En un contexto marcado por la vulnerabilidad climática y crecientes desafíos en la gestión del recurso hídrico, Aguas Andinas continua reforzando su estrategia de mediano y largo plazo con un plan de inversiones por $42.565 millones durante el primer trimestre de 2026, orientado a asegurar la continuidad del servicio, fortalecer la infraestructura sanitaria y avanzar en resiliencia, en el marco de su plan Biociudad, iniciativa que prioriza la seguridad hídrica, la eficiencia operacional y la sostenibilidad del suministro que entrega en 49 de 52 comunas de la Región Metropolitana.
El desempeño financiero de la compañía acompañó este despliegue inversor. Aguas Andinas alcanzó un EBITDA consolidado de $119.935 millones, con un crecimiento de 7,5% respecto al mismo período del año anterior, mientras que la utilidad neta se elevó a $62.157 millones, aumentando 22,1% en comparación con el primer trimestre de 2025.

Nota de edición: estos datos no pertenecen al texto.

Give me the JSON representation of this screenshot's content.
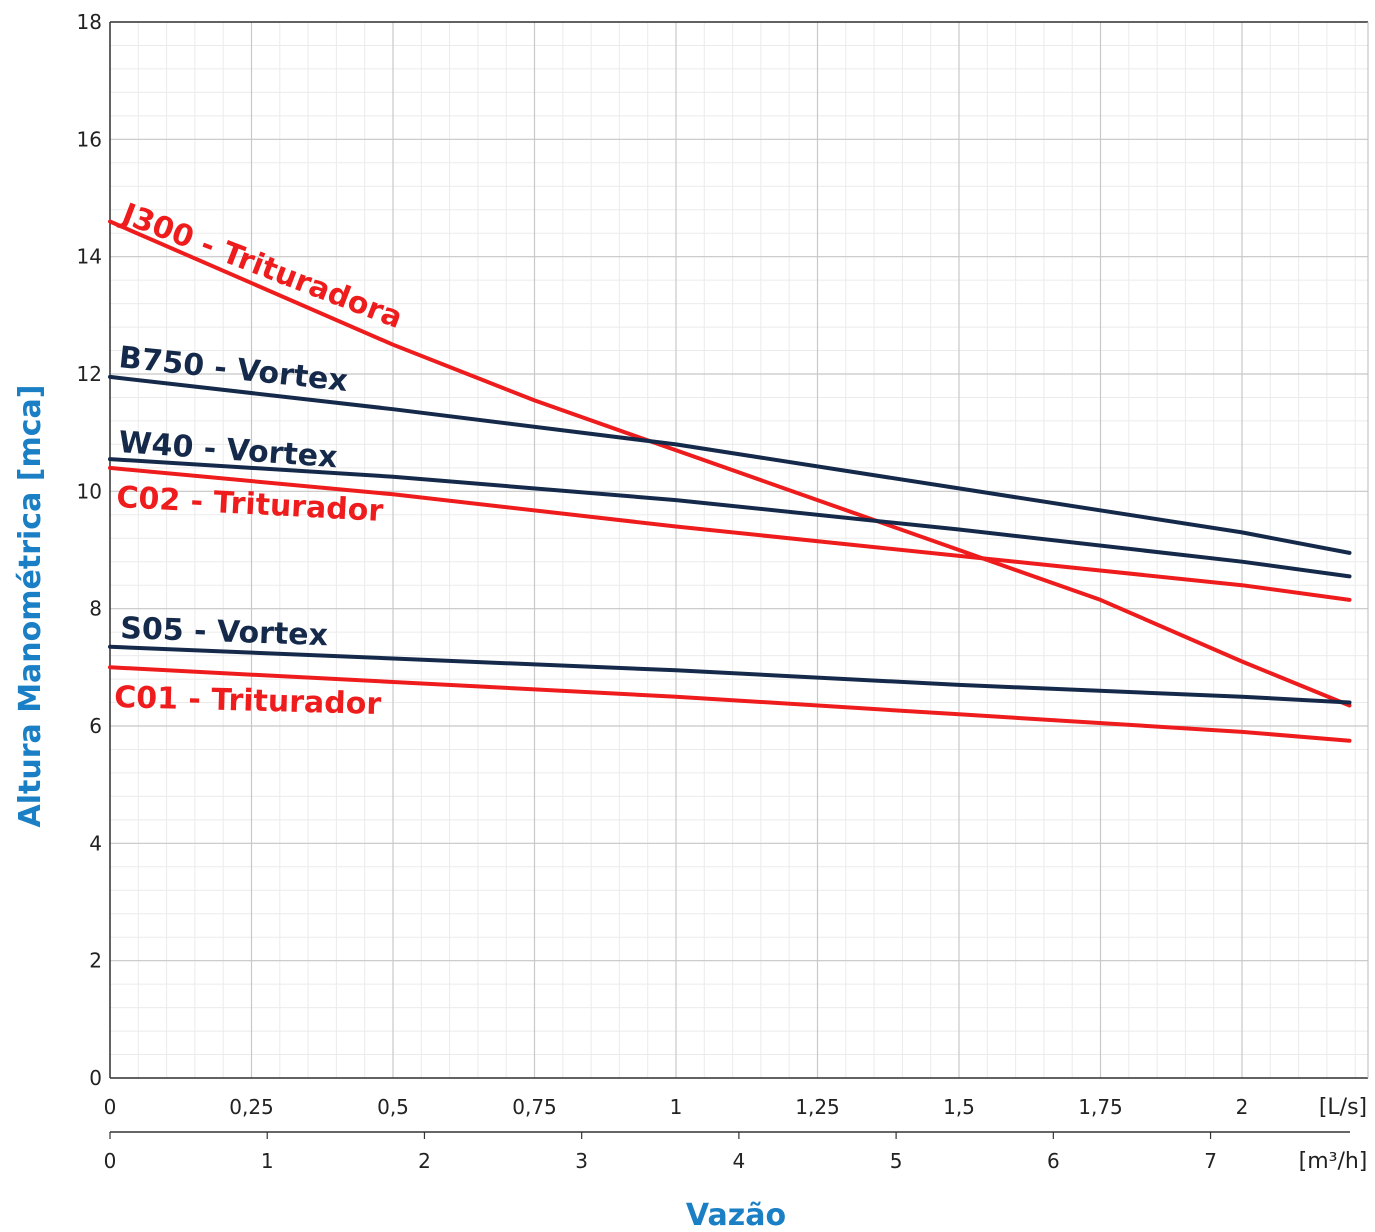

“Los resultados del primer trimestre siguen ratificando nuestro sostenido compromiso inversor y la búsqueda constante de continuar desplegando obras y proyectos para fortalecer la seguridad hídrica de la Región Metropolitana frente a escenarios cada vez más frecuentes de vulnerabilidad climática”, afirmó Miquel Sans, CFO de Aguas Andinas.

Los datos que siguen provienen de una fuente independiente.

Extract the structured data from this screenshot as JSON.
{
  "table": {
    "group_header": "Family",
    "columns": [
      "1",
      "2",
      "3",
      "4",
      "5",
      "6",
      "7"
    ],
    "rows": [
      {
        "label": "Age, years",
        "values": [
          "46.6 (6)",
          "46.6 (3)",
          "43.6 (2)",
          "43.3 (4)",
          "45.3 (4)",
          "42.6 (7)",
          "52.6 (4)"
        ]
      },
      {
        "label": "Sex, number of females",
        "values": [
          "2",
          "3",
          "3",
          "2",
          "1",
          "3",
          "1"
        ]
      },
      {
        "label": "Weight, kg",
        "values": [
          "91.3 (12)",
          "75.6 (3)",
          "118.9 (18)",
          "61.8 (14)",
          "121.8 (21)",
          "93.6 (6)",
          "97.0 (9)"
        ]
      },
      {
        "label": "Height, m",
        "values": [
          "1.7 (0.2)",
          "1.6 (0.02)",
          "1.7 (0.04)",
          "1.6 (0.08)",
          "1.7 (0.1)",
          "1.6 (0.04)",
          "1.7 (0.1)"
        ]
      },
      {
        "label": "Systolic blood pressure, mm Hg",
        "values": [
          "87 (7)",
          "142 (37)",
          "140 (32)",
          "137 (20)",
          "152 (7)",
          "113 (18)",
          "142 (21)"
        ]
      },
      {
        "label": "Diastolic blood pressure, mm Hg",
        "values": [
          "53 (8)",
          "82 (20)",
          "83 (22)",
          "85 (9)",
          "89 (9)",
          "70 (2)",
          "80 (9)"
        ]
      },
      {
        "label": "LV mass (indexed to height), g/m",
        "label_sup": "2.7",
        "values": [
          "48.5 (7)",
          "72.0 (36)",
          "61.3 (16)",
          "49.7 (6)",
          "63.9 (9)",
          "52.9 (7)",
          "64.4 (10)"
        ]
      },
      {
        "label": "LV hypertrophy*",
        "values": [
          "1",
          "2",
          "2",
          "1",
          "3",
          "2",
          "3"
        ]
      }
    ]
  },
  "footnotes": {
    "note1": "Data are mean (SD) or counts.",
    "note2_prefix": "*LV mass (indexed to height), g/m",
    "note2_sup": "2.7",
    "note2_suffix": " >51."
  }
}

Los ingresos de la compañía, en tanto, totalizaron $210.509 millones, lo que representa un alza de 6,6%, impulsada principalmente por ajustes tarifarios e indexaciones, junto con niveles de consumo estables, aunque influenciados por mayores precipitaciones durante el período.
En el ámbito operacional, Aguas Andinas continuó fortaleciendo su eficiencia, destacando una mejora en la gestión de incobrables, cuyo ratio sobre ingresos se redujo a 1,2% desde 1,4% el año anterior. La posición financiera se mantuvo sólida, con un saldo de efectivo de $172.194 millones, estable respecto a diciembre de 2025, junto con una disminución del endeudamiento total y mejoras en indicadores de liquidez y rentabilidad. La liquidez corriente alcanzó 1,53 veces, evidenciando una adecuada capacidad para enfrentar obligaciones de corto plazo.

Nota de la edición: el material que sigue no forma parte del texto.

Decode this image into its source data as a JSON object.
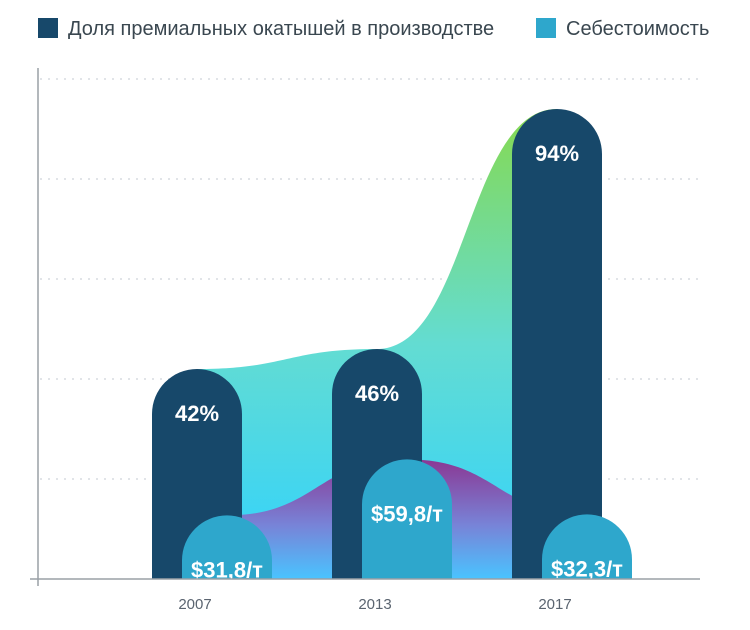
{
  "chart_data": {
    "type": "bar",
    "title": "",
    "xlabel": "",
    "ylabel": "",
    "categories": [
      "2007",
      "2013",
      "2017"
    ],
    "ylim": [
      0,
      100
    ],
    "grid": true,
    "legend_position": "top",
    "series": [
      {
        "name": "Доля премиальных окатышей в производстве",
        "color": "#17486a",
        "values": [
          42,
          46,
          94
        ],
        "labels": [
          "42%",
          "46%",
          "94%"
        ]
      },
      {
        "name": "Себестоимость",
        "color": "#2ea7cc",
        "values": [
          31.8,
          59.8,
          32.3
        ],
        "labels": [
          "$31,8/т",
          "$59,8/т",
          "$32,3/т"
        ]
      }
    ]
  }
}
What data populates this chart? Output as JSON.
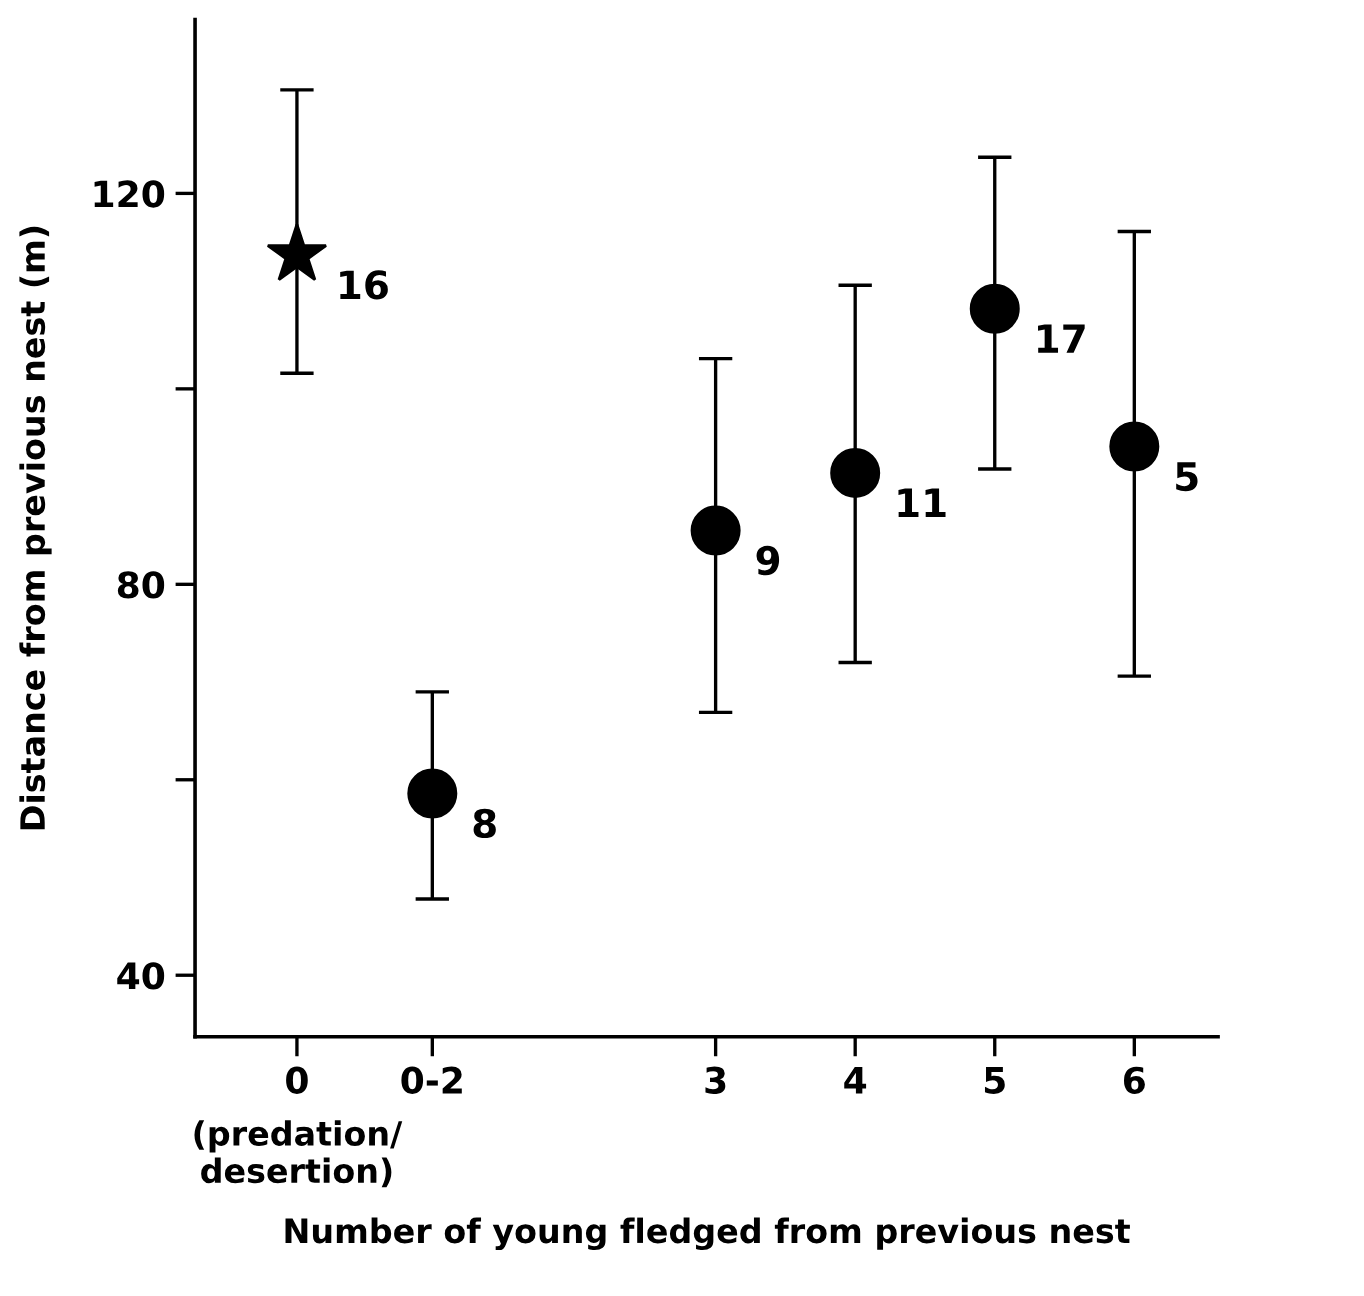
{
  "chart_data": {
    "type": "scatter",
    "xlabel": "Number of young fledged from previous nest",
    "ylabel": "Distance from previous nest (m)",
    "xlim": [
      -0.73,
      6.6
    ],
    "ylim": [
      33.7,
      137.8
    ],
    "xticks": [
      {
        "value": 0,
        "label": "0"
      },
      {
        "value": 0.97,
        "label": "0-2"
      },
      3,
      4,
      5,
      6
    ],
    "yticks": [
      40,
      {
        "value": 60,
        "label": null
      },
      80,
      {
        "value": 100,
        "label": null
      },
      120
    ],
    "series": [
      {
        "color": "#000000",
        "marker": "star",
        "x": [
          0
        ],
        "values": [
          113.7
        ],
        "errors": [
          [
            101.6,
            130.6
          ]
        ]
      },
      {
        "color": "#000000",
        "marker": "circle",
        "x": [
          0.97,
          3,
          4,
          5,
          6
        ],
        "values": [
          58.6,
          85.5,
          91.4,
          108.2,
          94.1
        ],
        "errors": [
          [
            47.8,
            69.0
          ],
          [
            66.9,
            103.1
          ],
          [
            72.0,
            110.6
          ],
          [
            91.8,
            123.7
          ],
          [
            70.6,
            116.1
          ]
        ]
      }
    ],
    "annotations": [
      {
        "text": "16",
        "x": 0,
        "y": 113.7
      },
      {
        "text": "8",
        "x": 0.97,
        "y": 58.6
      },
      {
        "text": "9",
        "x": 3,
        "y": 85.5
      },
      {
        "text": "11",
        "x": 4,
        "y": 91.4
      },
      {
        "text": "17",
        "x": 5,
        "y": 108.2
      },
      {
        "text": "5",
        "x": 6,
        "y": 94.1
      },
      "(predation/\ndesertion)"
    ],
    "grid": false,
    "legend": false
  }
}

Compromisos con una mirada de futuro
En abril de 2026, la Junta Ordinaria de Accionistas aprobó la distribución de un dividendo definitivo por $62.856 millones, representando el 75% de la utilidad del ejercicio 2025, en línea con la política de dividendos de la compañía.
Este reparto va en concordancia con el plan de inversiones vigente, que busca enfrentar la vulnerabilidad climática, el desarrollo y ejecución de proyectos, en busca de seguir entregando un servicio continuo, seguro y de calidad para más de 7 millones de personas en la Región Metropolitana.